One would think that the craziest part of the story is that Miller and Wardell managed to sink the 22-foot vessel and had to be rescued by the U.S. Coast Guard. It's not. Things got way more interesting when Homeland Security questioned the passengers.
During interrogation, a Jamaican passenger named Delroy Foster blurted out that he was in the Bahamas to meet a few people to help him bring weed from Jamaica through the Bahamas to the U.S.
According to court documents, Foster was immediately arrested and read his Miranda rights.
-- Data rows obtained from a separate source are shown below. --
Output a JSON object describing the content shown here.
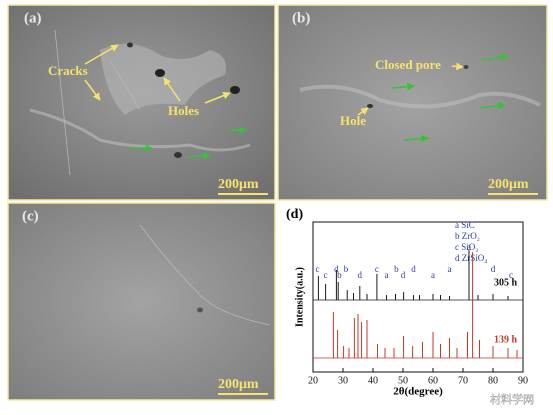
{
  "panels": [
    {
      "label": "(a)",
      "scale_bar": "200μm",
      "annotations": [
        "Cracks",
        "Holes"
      ]
    },
    {
      "label": "(b)",
      "scale_bar": "200μm",
      "annotations": [
        "Closed pore",
        "Hole"
      ]
    },
    {
      "label": "(c)",
      "scale_bar": "200μm",
      "annotations": []
    }
  ],
  "chart_data": {
    "type": "xrd",
    "panel_label": "(d)",
    "xlabel": "2θ(degree)",
    "ylabel": "Intensity(a.u.)",
    "xlim": [
      20,
      90
    ],
    "xticks": [
      20,
      30,
      40,
      50,
      60,
      70,
      80,
      90
    ],
    "legend": [
      "a SiC",
      "b ZrO₂",
      "c SiO₂",
      "d ZrSiO₄"
    ],
    "series": [
      {
        "name": "305 h",
        "color": "#1a1a1a",
        "peaks_x": [
          21.8,
          24.2,
          27.8,
          28.4,
          31.4,
          33.5,
          35.6,
          38.0,
          41.3,
          44.5,
          47.5,
          50.2,
          53.5,
          55.5,
          60.0,
          62.5,
          65.5,
          72.0,
          75.0,
          80.0,
          85.0
        ],
        "values": [
          24,
          16,
          30,
          18,
          10,
          7,
          14,
          6,
          26,
          5,
          6,
          8,
          5,
          5,
          6,
          5,
          4,
          50,
          5,
          6,
          4
        ]
      },
      {
        "name": "139 h",
        "color": "#c0392b",
        "peaks_x": [
          26.8,
          28.2,
          30.2,
          32.0,
          33.8,
          35.0,
          36.2,
          38.0,
          41.5,
          44.0,
          47.0,
          50.2,
          53.2,
          56.5,
          60.0,
          62.5,
          65.5,
          68.0,
          71.5,
          73.2,
          75.5,
          80.0,
          85.0,
          88.0
        ],
        "values": [
          46,
          28,
          12,
          10,
          40,
          44,
          36,
          38,
          14,
          10,
          10,
          22,
          12,
          16,
          26,
          14,
          20,
          10,
          26,
          106,
          18,
          12,
          10,
          8
        ]
      }
    ],
    "peak_labels": [
      {
        "x": 21.5,
        "label": "c"
      },
      {
        "x": 24.2,
        "label": "c"
      },
      {
        "x": 27.8,
        "label": "d"
      },
      {
        "x": 28.8,
        "label": "b"
      },
      {
        "x": 31.0,
        "label": "b"
      },
      {
        "x": 35.6,
        "label": "d"
      },
      {
        "x": 41.3,
        "label": "c"
      },
      {
        "x": 44.5,
        "label": "a"
      },
      {
        "x": 47.8,
        "label": "b"
      },
      {
        "x": 50.0,
        "label": "d"
      },
      {
        "x": 53.5,
        "label": "d"
      },
      {
        "x": 60.0,
        "label": "a"
      },
      {
        "x": 65.5,
        "label": "a"
      },
      {
        "x": 72.0,
        "label": "a"
      },
      {
        "x": 80.0,
        "label": "d"
      },
      {
        "x": 86.0,
        "label": "c"
      }
    ]
  },
  "watermark": "材料学网"
}
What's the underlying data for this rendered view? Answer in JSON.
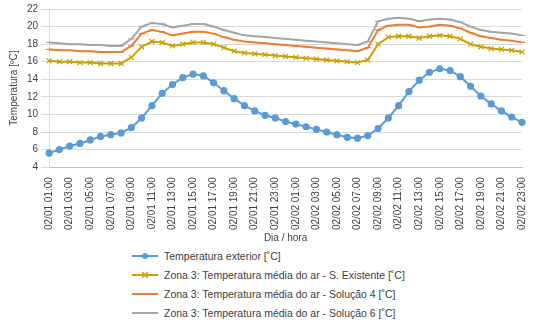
{
  "chart_data": {
    "type": "line",
    "x_label": "Dia / hora",
    "y_label": "Temperatura [ºC]",
    "categories": [
      "02/01 01:00",
      null,
      "02/01 03:00",
      null,
      "02/01 05:00",
      null,
      "02/01 07:00",
      null,
      "02/01 09:00",
      null,
      "02/01 11:00",
      null,
      "02/01 13:00",
      null,
      "02/01 15:00",
      null,
      "02/01 17:00",
      null,
      "02/01 19:00",
      null,
      "02/01 21:00",
      null,
      "02/01 23:00",
      null,
      "02/02 01:00",
      null,
      "02/02 03:00",
      null,
      "02/02 05:00",
      null,
      "02/02 07:00",
      null,
      "02/02 09:00",
      null,
      "02/02 11:00",
      null,
      "02/02 13:00",
      null,
      "02/02 15:00",
      null,
      "02/02 17:00",
      null,
      "02/02 19:00",
      null,
      "02/02 21:00",
      null,
      "02/02 23:00"
    ],
    "series": [
      {
        "name": "Temperatura exterior [˚C]",
        "color": "#5b9bd5",
        "marker": "circle",
        "values": [
          5.6,
          6.0,
          6.4,
          6.7,
          7.1,
          7.5,
          7.7,
          7.9,
          8.5,
          9.6,
          11.0,
          12.4,
          13.4,
          14.2,
          14.6,
          14.4,
          13.6,
          12.7,
          11.8,
          11.0,
          10.4,
          9.9,
          9.6,
          9.2,
          8.9,
          8.6,
          8.3,
          8.0,
          7.7,
          7.4,
          7.3,
          7.6,
          8.4,
          9.6,
          11.0,
          12.6,
          13.9,
          14.8,
          15.2,
          15.0,
          14.3,
          13.2,
          12.1,
          11.2,
          10.4,
          9.7,
          9.1
        ]
      },
      {
        "name": "Zona 3: Temperatura média do ar - S. Existente [˚C]",
        "color": "#c9a100",
        "marker": "x",
        "values": [
          16.1,
          16.0,
          16.0,
          15.9,
          15.9,
          15.8,
          15.8,
          15.8,
          16.5,
          17.7,
          18.3,
          18.2,
          17.8,
          18.0,
          18.2,
          18.2,
          18.0,
          17.6,
          17.2,
          17.0,
          16.9,
          16.8,
          16.7,
          16.6,
          16.5,
          16.4,
          16.3,
          16.2,
          16.1,
          16.0,
          15.9,
          16.2,
          18.0,
          18.8,
          18.9,
          18.9,
          18.7,
          18.9,
          19.0,
          18.9,
          18.6,
          18.0,
          17.7,
          17.5,
          17.4,
          17.3,
          17.1
        ]
      },
      {
        "name": "Zona 3: Temperatura média do ar - Solução 4 [˚C]",
        "color": "#ed7d31",
        "marker": "dash",
        "values": [
          17.4,
          17.3,
          17.3,
          17.2,
          17.2,
          17.1,
          17.1,
          17.1,
          17.8,
          19.2,
          19.6,
          19.4,
          19.0,
          19.2,
          19.4,
          19.4,
          19.2,
          18.8,
          18.5,
          18.3,
          18.2,
          18.1,
          18.0,
          17.9,
          17.8,
          17.7,
          17.6,
          17.5,
          17.4,
          17.3,
          17.2,
          17.6,
          19.6,
          20.1,
          20.2,
          20.2,
          19.9,
          20.0,
          20.2,
          20.1,
          19.8,
          19.3,
          18.9,
          18.7,
          18.5,
          18.4,
          18.2
        ]
      },
      {
        "name": "Zona 3: Temperatura média do ar - Solução 6 [˚C]",
        "color": "#a5a5a5",
        "marker": "dash",
        "values": [
          18.2,
          18.1,
          18.0,
          18.0,
          17.9,
          17.9,
          17.8,
          17.8,
          18.6,
          20.0,
          20.4,
          20.3,
          19.9,
          20.1,
          20.3,
          20.3,
          20.0,
          19.6,
          19.3,
          19.0,
          18.9,
          18.8,
          18.7,
          18.6,
          18.5,
          18.4,
          18.3,
          18.2,
          18.1,
          18.0,
          17.9,
          18.3,
          20.6,
          20.9,
          21.0,
          20.9,
          20.6,
          20.8,
          20.9,
          20.8,
          20.5,
          20.0,
          19.6,
          19.4,
          19.3,
          19.2,
          19.0
        ]
      }
    ],
    "ylim": [
      4,
      22
    ],
    "yticks": [
      4,
      6,
      8,
      10,
      12,
      14,
      16,
      18,
      20,
      22
    ],
    "grid": true,
    "legend": "bottom"
  }
}
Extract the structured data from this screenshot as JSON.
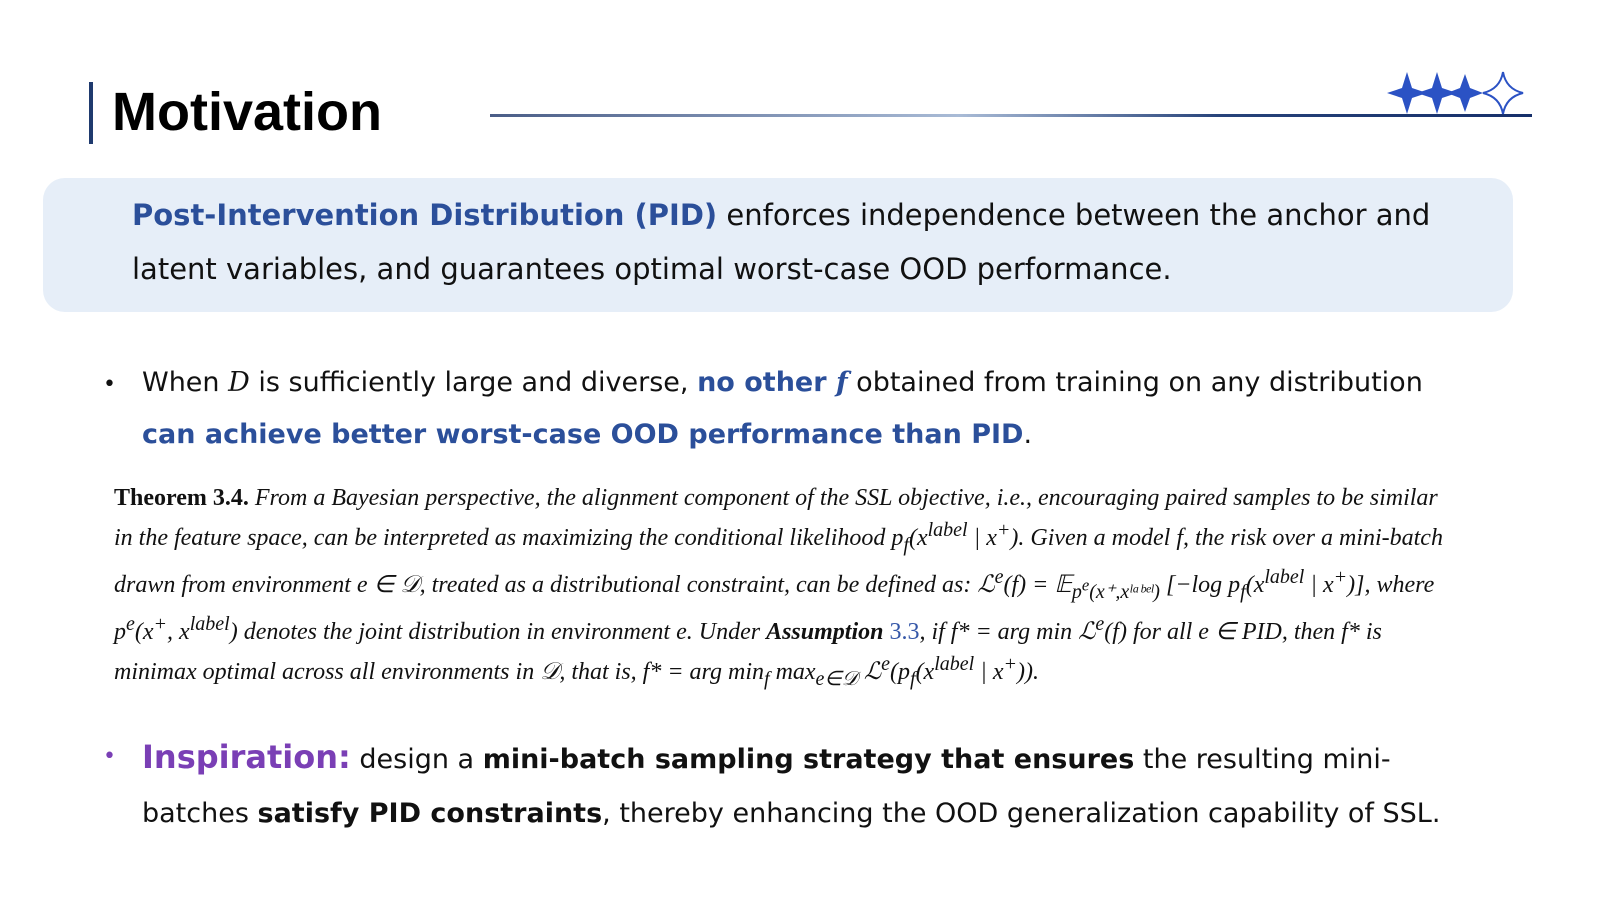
{
  "slide": {
    "title": "Motivation",
    "icons": [
      "star-icon",
      "star-icon",
      "star-icon",
      "star-outline-icon"
    ],
    "colors": {
      "accent_blue": "#2b4f9a",
      "accent_purple": "#7a3fb5",
      "box_bg": "#e6eef8"
    }
  },
  "summary": {
    "highlight": "Post-Intervention Distribution (PID)",
    "text": " enforces independence between the anchor and latent variables, and guarantees optimal worst-case OOD performance."
  },
  "bullet1": {
    "p1": "When ",
    "D": "D",
    "p2": " is sufficiently large and diverse, ",
    "hl1": "no other ",
    "f": "f",
    "p3": " obtained from training on any distribution ",
    "hl2": "can achieve better worst-case OOD performance than PID",
    "p4": "."
  },
  "theorem": {
    "head": "Theorem 3.4.",
    "s1": " From a Bayesian perspective, the alignment component of the SSL objective, i.e., encouraging paired samples to be similar in the feature space, can be interpreted as maximizing the conditional likelihood p",
    "s1sub": "f",
    "s1b": "(x",
    "s1sup": "label",
    "s1c": " | x",
    "s1sup2": "+",
    "s1d": "). Given a model f, the risk over a mini-batch drawn from environment e ∈ 𝒟, treated as a distributional constraint, can be defined as: ",
    "s2": "ℒ",
    "s2sup": "e",
    "s2b": "(f) = 𝔼",
    "s2sub": "p",
    "s2subsup": "e",
    "s2subrest": "(x⁺,xˡᵃᵇᵉˡ)",
    "s2c": " [−log p",
    "s2sub2": "f",
    "s2d": "(x",
    "s2sup2": "label",
    "s2e": " | x",
    "s2sup3": "+",
    "s2f": ")], where p",
    "s2sup4": "e",
    "s2g": "(x",
    "s2sup5": "+",
    "s2h": ", x",
    "s2sup6": "label",
    "s2i": ") denotes the joint distribution in environment e. Under ",
    "asm": "Assumption",
    "ref": " 3.3",
    "s3": ", if f* = arg min ℒ",
    "s3sup": "e",
    "s3b": "(f) for all e ∈ PID, then f* is minimax optimal across all environments in 𝒟, that is, f* = arg min",
    "s3sub": "f",
    "s3c": " max",
    "s3sub2": "e∈𝒟",
    "s3d": " ℒ",
    "s3sup2": "e",
    "s3e": "(p",
    "s3sub3": "f",
    "s3f": "(x",
    "s3sup3": "label",
    "s3g": " | x",
    "s3sup4": "+",
    "s3h": "))."
  },
  "bullet2": {
    "label": "Inspiration:",
    "p1": " design a ",
    "b1": "mini-batch sampling strategy that ensures",
    "p2": " the resulting mini-batches ",
    "b2": "satisfy PID constraints",
    "p3": ", thereby enhancing the OOD generalization capability of SSL."
  }
}
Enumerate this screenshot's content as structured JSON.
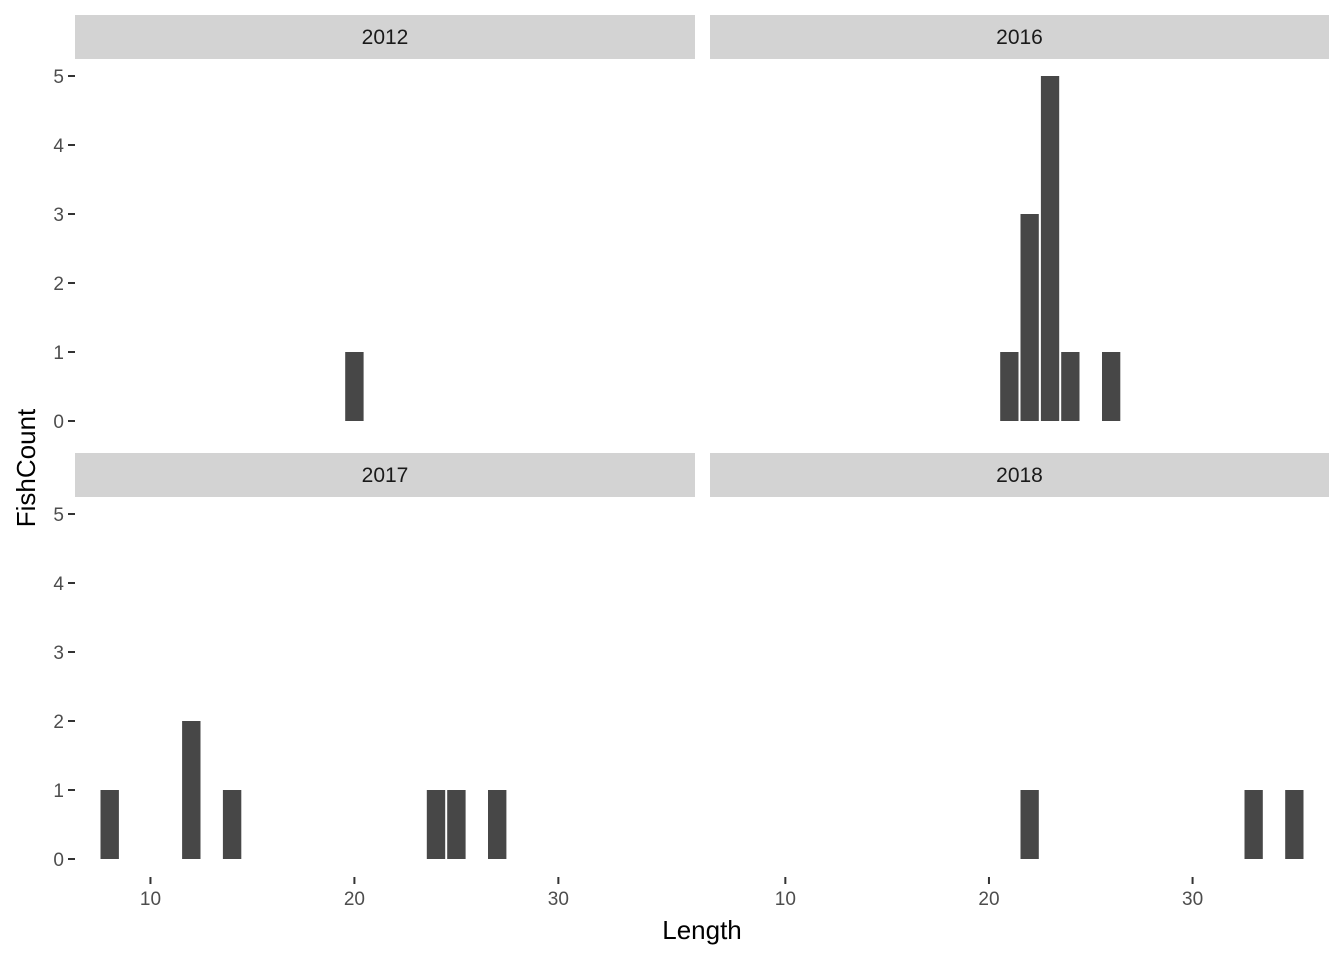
{
  "chart_data": {
    "type": "bar",
    "xlabel": "Length",
    "ylabel": "FishCount",
    "xlim": [
      6.3,
      36.7
    ],
    "ylim": [
      0,
      5.25
    ],
    "xticks": [
      10,
      20,
      30
    ],
    "yticks": [
      0,
      1,
      2,
      3,
      4,
      5
    ],
    "bar_width": 0.9,
    "bar_color": "#474747",
    "strip_color": "#d3d3d3",
    "grid": false,
    "facets": [
      {
        "label": "2012",
        "x": [
          20
        ],
        "values": [
          1
        ]
      },
      {
        "label": "2016",
        "x": [
          21,
          22,
          23,
          24,
          26
        ],
        "values": [
          1,
          3,
          5,
          1,
          1
        ]
      },
      {
        "label": "2017",
        "x": [
          8,
          12,
          14,
          24,
          25,
          27
        ],
        "values": [
          1,
          2,
          1,
          1,
          1,
          1
        ]
      },
      {
        "label": "2018",
        "x": [
          22,
          33,
          35
        ],
        "values": [
          1,
          1,
          1
        ]
      }
    ]
  }
}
Maybe Foster didn't grasp the meaning of "you have the right to remain silent," or maybe DHS was coming down hard, or maybe Foster just didn't care, because he just kept blabbing.
Foster said he was tasked with setting up the drug deal because of his knowledge of Jamaica, New York, and Washington, D.C. Foster then explained that in the Bahamas, he met a guy named Shabba who was organizing the drug deal.
At the behest of Shabba, Foster jumped on a boat carrying about 400 pounds of weed bound for Florida. But soon after departing, the captain of the boat got a phone call, turned around, and unloaded the weed at Bimini.
Foster was then told to get on a second boat, which he did. Foster explained that he was "trying to get in" with the weed smugglers, so he didn't ask any questions about where the boat was going or why there were so many people on it. There was no room, so the captain told Foster to sit in between the legs of another passenger on the deck.
Soon after departing, the boat broke down. While it drifted aimlessly, the passengers made small talk, and that's when Foster learned he was on his way to Florida with five other people trying to get into the country illegally.
As Foster carried on with the anecdote, the feds found out he was wanted in Arkansas on weed charges. Foster, cool as ever, said he wasn't, rather he was "sentenced to 30 years in absentia" in that case.
A criminal complaint against the incredibly honest Foster said he was a flight risk and deportable and claimed it was "impracticable to secure his presence by subpoena for future proceedings."
At the end of May, a federal magistrate dismissed the charges against Foster.
Meanwhile, the two captains who were trying to smuggle the people will be sentenced in October. They face up to ten years.